Il tweet di Trump per promuovere il libro di Sebastian Gorka. Possiamo ammirare la sagace risposta di Tom McCall.

Liars, Leakers and Liberals di Judge Jeanine Pirro

Altro autore nel giro di Fox News, Jeanine Pirro presenta una tesi secondo la quale “i potenti” starebbero “cospirando” con l’obiettivo di «rovesciare la volontà del popolo americano». A tramare sarebbero in molti, tra cui l’Fbi e l’Agenzia per la sicurezza nazionale, ma anche il Pentagono, l’industria di Hollywood e parte della stampa.

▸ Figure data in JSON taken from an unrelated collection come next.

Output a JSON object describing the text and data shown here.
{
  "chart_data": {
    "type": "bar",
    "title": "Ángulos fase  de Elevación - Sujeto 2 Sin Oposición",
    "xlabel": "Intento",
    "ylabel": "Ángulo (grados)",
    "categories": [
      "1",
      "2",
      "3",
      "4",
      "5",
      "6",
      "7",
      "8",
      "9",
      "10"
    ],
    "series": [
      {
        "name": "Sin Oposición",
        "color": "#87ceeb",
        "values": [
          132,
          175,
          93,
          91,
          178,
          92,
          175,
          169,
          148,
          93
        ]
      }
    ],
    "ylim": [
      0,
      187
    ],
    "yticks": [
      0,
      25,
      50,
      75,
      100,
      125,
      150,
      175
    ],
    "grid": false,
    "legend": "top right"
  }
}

Mad Politics: Keeping Your Sanity in a World Gone Crazy in Gina Loudon

Un altro titolone da premio Pulitzer, secondo Trump, è “Mad Politics”. Un testo che, al momento del lancio sul mercato, ha spinto il presidente statunitense a invitare via Twitter i suoi follower a «uscire oggi stesso a comprarne una copia». Che cos’ha di speciale il testo di Gina Loudon? L’autrice sostiene di essere in possesso di prove scientifiche che dimostrerebbero come Trump sia «la persona più sana di mente ad aver vissuto alla Casa Bianca». Nella descrizione in quarta di copertina, si può leggere che la Loudon è in possesso di un dottorato in psicologia, titolo in realtà mai ottenuto.